1.意味とイメージの関係を数量的に捉える手法を開発したこと。
2.イメージの客観価値を測る尺度として大衆の中に存在している「平均的感性」を用いたこと。
3.日本語のイメージを捉えるには、まず語彙の調査から始めなければならないが、その調査対象語に「現用されている和語」を用いる手法をとったこと。(これについては後述する)
4.語音が作るイメージを、+輝性(+B)、−輝性(−B)、および勁性(H)のコア(核・・・音価)で捉える手法を開発したこと。
5.ことばに含まれる「イメージ」のすべてを40shu の表情語に整理したこと。
6.表情を作る音の単位として、音素(26種)のほか順接拍、逆接拍、無声化母音、調音種比など、合計40の音相基(甲類表情)を捉えたこと。
7.音相基相互の照応から38種の乙類表情を捉えたこと。
8.複数の表情語の照応が作る「情緒」の体系を捉えたこと。
9. 表情把握の基本となる「特性検出項」を設定したこと。
10. 音価(BH値)計算の尺度となる標準値を定めたこと。

2007年4月16日(月)
●音相論が生まれるまで

 私は若いころ、長い間NTTの前身、日本電信電話公社の総裁室広報課でPR用ラジオ放送の台本を書く仕事をしていたことがある。 多くの台本を手がけてゆくうち、聴取者へのメッセージを印象深く伝えるには、意味だけでなく音が伝えるイメージでことば選びをしなければならないことに気がついた。
 しかしながら、それを知るには意味と音との構造的な関係を明らかにしなければならない。
 そこで、「人々が好んで使っていることば」の音を見てゆくと、それらは耳障りの良さだけでなく、意味や雰囲気(コンセプト)にふさわしい音を持った語であることを発見した。これが音相論との取り組む始まりだった。

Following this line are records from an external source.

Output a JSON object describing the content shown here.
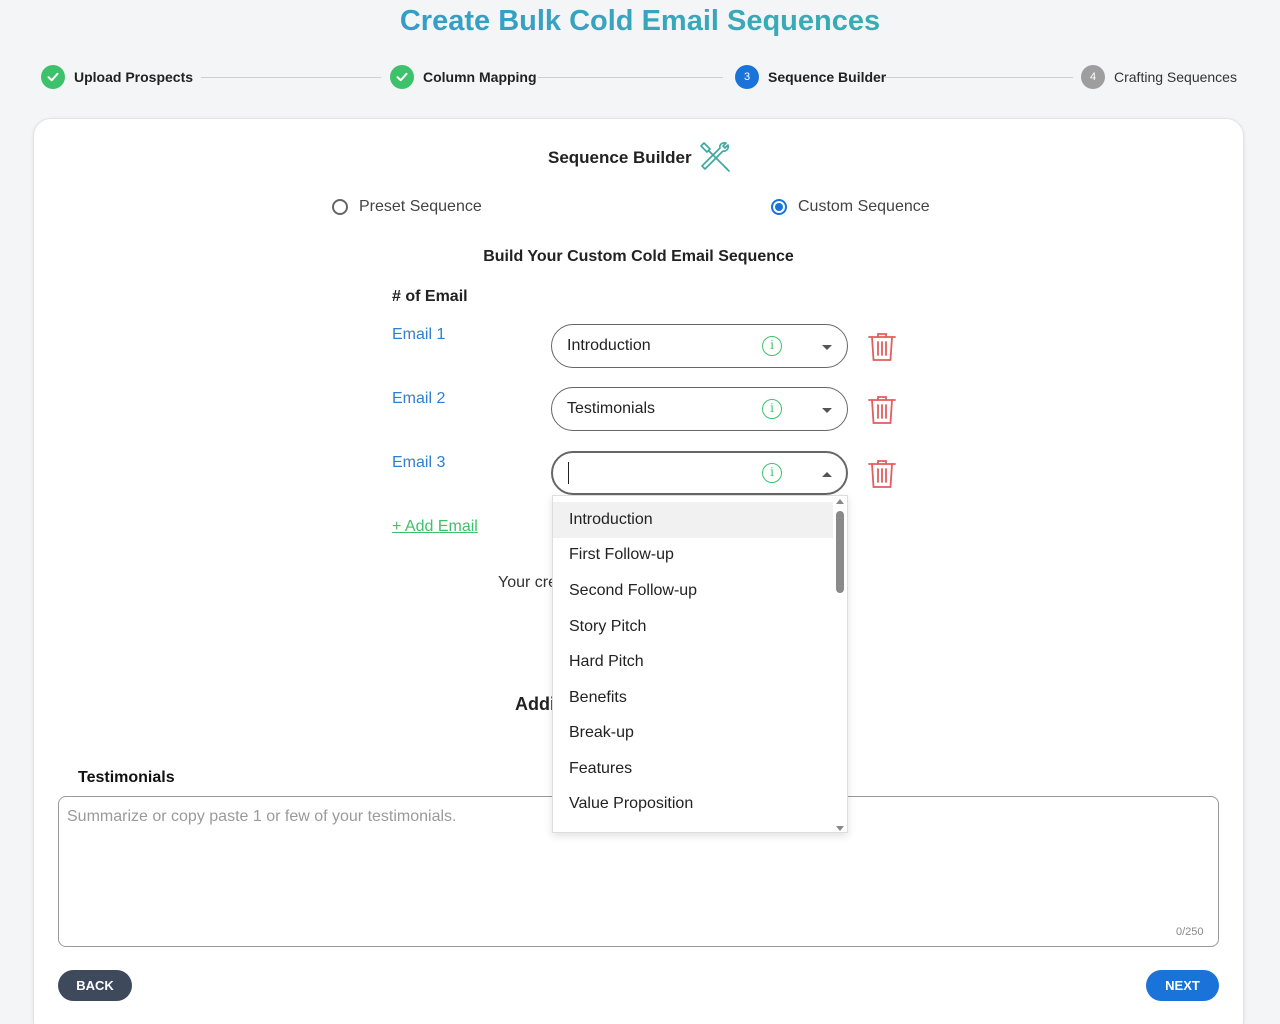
{
  "page": {
    "title": "Create Bulk Cold Email Sequences"
  },
  "stepper": {
    "steps": [
      {
        "label": "Upload Prospects",
        "state": "done"
      },
      {
        "label": "Column Mapping",
        "state": "done"
      },
      {
        "label": "Sequence Builder",
        "state": "active",
        "number": "3"
      },
      {
        "label": "Crafting Sequences",
        "state": "todo",
        "number": "4"
      }
    ]
  },
  "builder": {
    "title": "Sequence Builder",
    "icon": "tools-icon",
    "mode_options": [
      {
        "label": "Preset Sequence",
        "selected": false
      },
      {
        "label": "Custom Sequence",
        "selected": true
      }
    ],
    "build_title": "Build Your Custom Cold Email Sequence",
    "count_label": "# of Email",
    "emails": [
      {
        "label": "Email 1",
        "value": "Introduction"
      },
      {
        "label": "Email 2",
        "value": "Testimonials"
      },
      {
        "label": "Email 3",
        "value": ""
      }
    ],
    "add_email_label": "+ Add Email",
    "partial_text": "Your cre",
    "partial_heading": "Addi"
  },
  "dropdown": {
    "options": [
      "Introduction",
      "First Follow-up",
      "Second Follow-up",
      "Story Pitch",
      "Hard Pitch",
      "Benefits",
      "Break-up",
      "Features",
      "Value Proposition"
    ],
    "highlighted": "Introduction"
  },
  "testimonials": {
    "label": "Testimonials",
    "placeholder": "Summarize or copy paste 1 or few of your testimonials.",
    "counter": "0/250"
  },
  "actions": {
    "back_label": "BACK",
    "next_label": "NEXT"
  },
  "colors": {
    "accent": "#1a73d9",
    "success": "#3dc26b",
    "danger": "#e35d5d",
    "back": "#3e4a5c"
  }
}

 ことばの科学には意味や文法や音声のほか言語の形態や統辞構造など極めて広い分野があるが、人々が日常の言語生活で求めているのは、「この語はどんなイメージを伝えるか」、「あるイメージを伝えるにはどんな音を使えばよいか」など次元の異がるものであり、それは同時にことばの「美」への追求と深く関わるもののように思われる。
 すなわち、現実的なことばのイメージを捉えるには、言語関係の諸学のほか、美的なものへの取り組みが必のものとであることがわかる。そこで私は非才に鞭打ちながら、文芸や演劇、美術、音楽など種々の実作面にも手を染めることとなる。
 このような遍歴が理論を組み立てるうえで大きく役立った。
 例えば、色彩学の補色の理論からことばに隠れている逆接、順接の存在見つけたり、油彩画の実技の中から音相基の響き合いが作る情緒や他援効果などを実感的に理解できたりした。

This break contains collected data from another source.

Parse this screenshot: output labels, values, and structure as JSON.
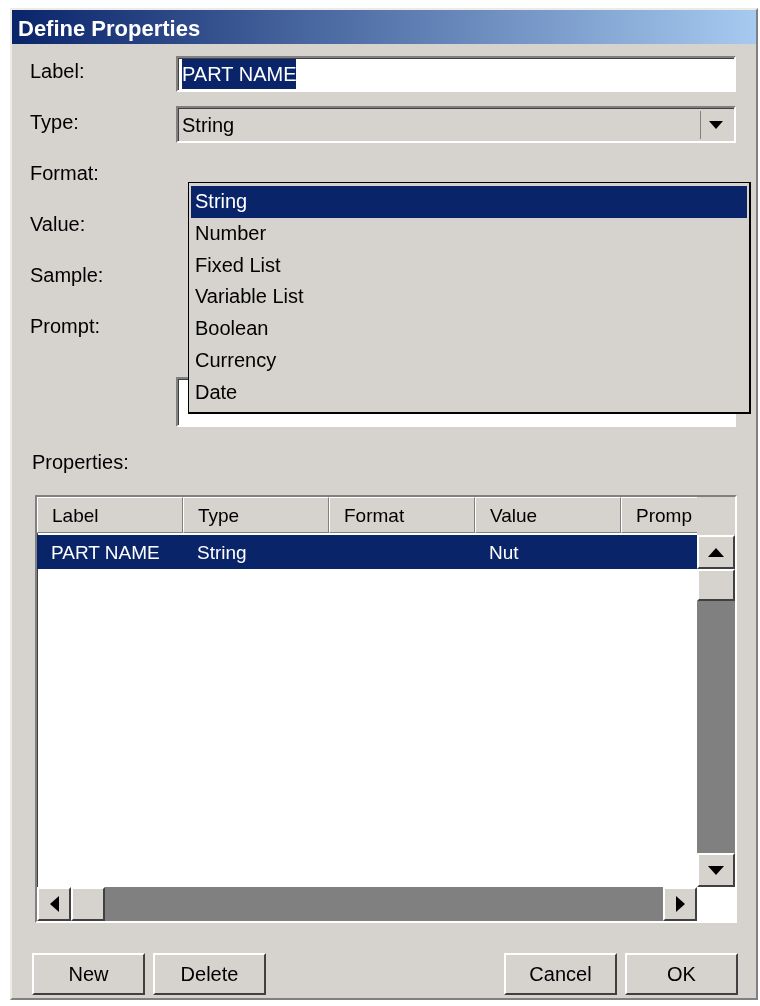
{
  "window": {
    "title": "Define Properties"
  },
  "labels": [
    "Label:",
    "Type:",
    "Format:",
    "Value:",
    "Sample:",
    "Prompt:"
  ],
  "label_field": {
    "value": "PART NAME",
    "selected": true
  },
  "type_combo": {
    "value": "String",
    "expanded": true,
    "options": [
      {
        "text": "String",
        "selected": true
      },
      {
        "text": "Number",
        "selected": false
      },
      {
        "text": "Fixed List",
        "selected": false
      },
      {
        "text": "Variable List",
        "selected": false
      },
      {
        "text": "Boolean",
        "selected": false
      },
      {
        "text": "Currency",
        "selected": false
      },
      {
        "text": "Date",
        "selected": false
      }
    ]
  },
  "properties": {
    "title": "Properties:",
    "columns": [
      "Label",
      "Type",
      "Format",
      "Value",
      "Promp"
    ],
    "rows": [
      {
        "label": "PART NAME",
        "type": "String",
        "value": "Nut",
        "selected": true
      }
    ]
  },
  "buttons_left": [
    "New",
    "Delete"
  ],
  "buttons_right": [
    "Cancel",
    "OK"
  ]
}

 ことばの音相を思い始めたのは昭和26年(1951年)のころだったが、先人が残した資料は全くといってよいほどなく、教えを乞う人もいなかったから、一応の体系化が終わったのは40年近くを経過した平成2年(1990年)のことだった。

2007年4月16日(月)
●音相を現用の「やまとことば」(和語)で捉えた理由

 日本語の音相を捉えるには、具体的なことばを対象にした大掛かりな調査が必要だが、その調査にどういう単語を用いるかで、得られる結果は大きく変わるはずである。
 現代語の音相を捉えるのだから、いま使われている語を調査すれ場よいという見方があるが、ことばは長い歴史の中で作られたものだから、現代語だけを輪切りにして眺めてみても、その本質を取り出すことは不可能だろう。
 そんな考えに基いて、私は現在でも使われている「やまとことば」(和語)を調査対象語に選ぶこととした。
 和語は日本語の祖語として有史以前からこの地に住んだ数十億、いやそれ以上の人の感性から生まれ、長年にわたる陶汰(とうだ)を受けながら生き続けてきたことばであり、しかも現在使われている単語の75〜85%程度を占めていることばだから、音相を捉える上でこの上なくふさわしい語と考えたからである。
 そこで、「国語辞典」に掲載されている和語から「感情」を持つ語を取り出して、感情の傾向と使われている音相基との関係を調査することとした。
 しかしながら、その語に感情が含まれているかどうかは、視点を変えれば別の判断が生まれるものも少なくない。
 そのため、「感情」の定義の幅を種々変えて調査のしなおしを繰り返した結果、1289語の「感情語」が確定できたものである。

2007年4月16日(月)
●Q&A  ネーミングにおける意味の役割

 Q ことばは音が先導する時代になりましたが、これからのネーミングにおいて「意味」の役割をどう考えたらよいでしょうか。 (skc.m)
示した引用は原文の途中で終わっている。